Students must specialise in one of the following four branches: adult, mental health, learning disabilities or children's nursing. Before applying for a degree course you must decide which of the four branches you wish to train for. All of the branches begin with a general introduction to nursing with an emphasis on observational, communication and caring skills.
Half of the degree course is based at university on lectures, seminars and tutorials. You also practise on life-like models to develop your nursing skills. The other half of the course consists of supervised practical placements. Placements are based on the branch you choose to follow. They are undertaken in hospitals, clinics, nursing homes and health departments.
How can you choose the right nursing course for you?
Make sure you choose a course in the branch of nursing that interests you most. Some courses offer more support to trainees than others. Choose one that has an excellent reputation for ensuring student nurses have all the help they need.
What kind of person do you need to be?
To make the most of a nursing course you must be:
· prepared to study anatomy, physiology, chemistry, microbiology and nutrition.
· responsible, understanding and caring because nurses work with a huge diversity of people during some of the most emotionally intense periods of their lives.
· a good communicator to deal with people from a variety of backgrounds.
· happy to work as part of a team liaising with GPs, health visitors and social workers, as well as patients.
· calm and alert during in emotionally charged situations, encouraging patients to feel confident and positive.
Let’s hear what nurse Chrissie Clark has to say…
Where did you study nursing? Kings College, London.
Why did you choose to study there? Kings College is home to the Florence Nightingale School of Nursing and Midwifery. And not only has it got a great reputation for nursing, but it is also affiliated with world-class hospitals and pioneering research.
Why did you want to study nursing? People often ask me this and it’s hard to answer without sounding too soppy. Genuinely, I love to help people at times when they need it most. Nothing can compare to the feeling you get when you know you have helped someone at a difficult time.
What is the best thing about being a nurse? As cheesy as it sounds, it’s knowing that you helped put a smile on someone’s face, it’s being a comforting hand on someone’s shoulder and knowing that you’ve really made a difference no matter how big or small.
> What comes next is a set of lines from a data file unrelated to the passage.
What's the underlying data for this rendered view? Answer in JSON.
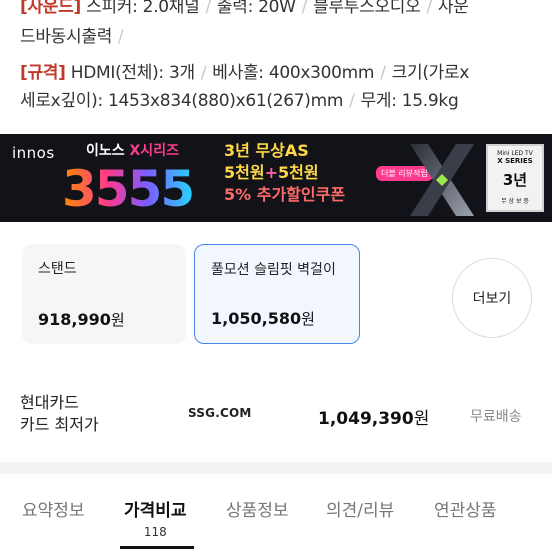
{
  "specs": {
    "line1": {
      "tag": "[사운드]",
      "items": [
        "스피커: 2.0채널",
        "출력: 20W",
        "블루투스오디오",
        "사운"
      ]
    },
    "line2": {
      "text": "드바동시출력",
      "sep": "/"
    },
    "line3": {
      "tag": "[규격]",
      "items": [
        "HDMI(전체): 3개",
        "베사홀: 400x300mm",
        "크기(가로x"
      ]
    },
    "line4": {
      "items": [
        "세로x깊이): 1453x834(880)x61(267)mm",
        "무게: 15.9kg"
      ]
    },
    "separator": "/"
  },
  "banner": {
    "brand": "innos",
    "series_prefix": "이노스 ",
    "series_name": "X시리즈",
    "big_number": "3555",
    "promo_line1": "3년 무상AS",
    "promo_line2_a": "5천원",
    "promo_line2_plus": "+",
    "promo_line2_b": "5천원",
    "promo_line3": "5% 추가할인쿠폰",
    "badge": "더블 리뷰적립",
    "warranty_top": "Mini LED TV",
    "warranty_series": "X SERIES",
    "warranty_years": "3년",
    "warranty_bottom": "무 상 보 증"
  },
  "options": [
    {
      "name": "스탠드",
      "price": "918,990",
      "unit": "원"
    },
    {
      "name": "풀모션 슬림핏 벽걸이",
      "price": "1,050,580",
      "unit": "원"
    }
  ],
  "more_button": "더보기",
  "offer": {
    "card_line1": "현대카드",
    "card_line2": "카드 최저가",
    "mall": "SSG.COM",
    "price": "1,049,390",
    "unit": "원",
    "shipping": "무료배송"
  },
  "tabs": [
    {
      "label": "요약정보"
    },
    {
      "label": "가격비교",
      "count": "118"
    },
    {
      "label": "상품정보"
    },
    {
      "label": "의견/리뷰"
    },
    {
      "label": "연관상품"
    }
  ],
  "colors": {
    "spec_tag": "#c0392b",
    "selected_border": "#4a86e8",
    "banner_bg": "#111318",
    "promo_yellow": "#ffd84a"
  }
}
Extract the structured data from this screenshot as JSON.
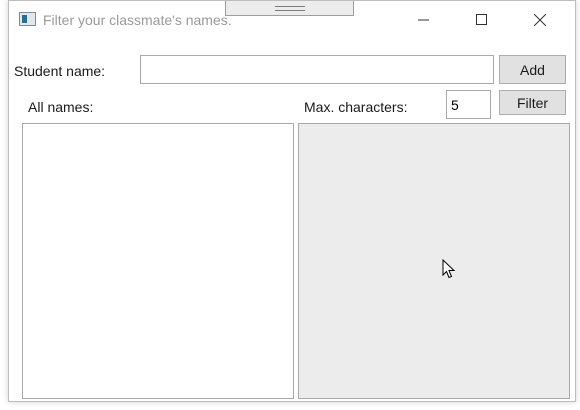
{
  "window": {
    "title": "Filter your classmate's names.",
    "icon": "app-window-icon",
    "controls": {
      "minimize": "minimize-icon",
      "maximize": "maximize-icon",
      "close": "close-icon"
    }
  },
  "form": {
    "student_name_label": "Student name:",
    "student_name_value": "",
    "add_label": "Add",
    "all_names_label": "All names:",
    "max_chars_label": "Max. characters:",
    "max_chars_value": "5",
    "filter_label": "Filter"
  },
  "lists": {
    "all_names": [],
    "filtered_names": []
  },
  "colors": {
    "button_bg": "#e1e1e1",
    "filtered_list_bg": "#ececec",
    "title_text": "#9a9a9a"
  }
}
What was the hardest thing about being a nurse? When things don’t always go the way you would have liked them to! Unfortunately you don’t always get the results you hope for but what helps is knowing that you did everything you could.
What is the strangest thing you've had to do? Seriously, there are too many to list. Injecting oranges to practice intramuscular techniques was always slightly surreal! For one of our modules we were assessed on our communication skills and they bought in professional actors to play the roles of patients, that was slightly strange but a great learning experience!
Britain's most famous nurse
Florence Nightingale is considered the founder of modern nursing practice. She was known as "The Lady with the Lamp" because of her habit of making rounds at night. In 1860 she she laid down the foundation of professional nursing with the establishment of her nursing school at St Thomas' Hospital in London, now part of King's College London.